Coinbase expands into derivatives market with FairX acquisition – The Average Joe

    Coinbase expands into derivatives market with FairX acquisition

    Victor Lei — Head of Research

    January 19, 2022

    coinbase

    January 19, 2022

    When crypto goes up, Coinbase goes up. And when it goes down, Coinbase goes down. So goes the fate of the biggest crypto exchange — which is closely tied to Bitcoin. And where do they stand? Both are down nearly 30% since April.

    Coinbase in the shadows of Binance

    Coinbase may be the largest exchange in the US — but it’s nothing compared to Binance — the world’s largest.

    • Even with a market cap of $50B, Coinbase is far behind Binance, with ~5x more daily trading volume.
    • In 2019, WSJ reported insiders estimating Binance to be worth $300B — 6x that of Coinbase.

    But there’s something Binance offers that Coinbase doesn’t — derivatives trading. Derivatives (i.e. options and futures) are a type of security used by advanced traders and professionals.

    • Derivatives made up 55% of the total crypto market in December (per CryptoCompare).
    • Binance’s derivative trading volume is 3x larger than its spot trading volume.

    In the traditional financial market, the derivatives market is magnitudes larger than the stock market.

    Pick the low hanging fruit

    The crypto derivatives market is still young but it’ll likely continue taking up a bigger share of the total market. Offering derivatives trading is an obvious expansion — an area Coinbase has been working on for months.

    Last week, Coinbase announced its purchase of FairX — a derivatives marketplace — to speed up the launch of its own derivatives trading product.

    Competition among crypto exchanges is intense — and Coinbase is keeping up by:

    • Entering NFT trading with its own marketplace — with 2.5M emails on its waitlist.
    • Expanding internationally — it launched an exchange in Japan last year.
    • Increasing the number of cryptocurrencies available on its platform.

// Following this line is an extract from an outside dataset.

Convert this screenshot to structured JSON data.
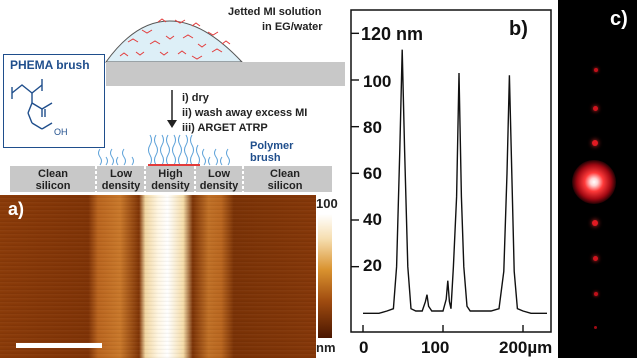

    Last year, Coinbase announced plans to list every crypto asset it’s legally allowed. Between 2020 and 2021, the number of tokens available to investors grew from 42 to 139. Compared to Binance, Coinbase’s number of listed tokens is still significantly lower.

    Investor: Volatile and unpredictable

    Coinbase’s sales — which are reliant on crypto trading volume — is highly volatile and unpredictable. So unpredictable that Coinbase doesn’t give sales forecasts — leaving investors in the dark until its next earnings report expected Feb 25.

    Analyst targets: Early 2022, JPMorgan upgraded $COIN with a $345 target (55% upside) — seeing a path for it to diversify beyond crypto trading with its planned NFT marketplace and recently launched DeFi product.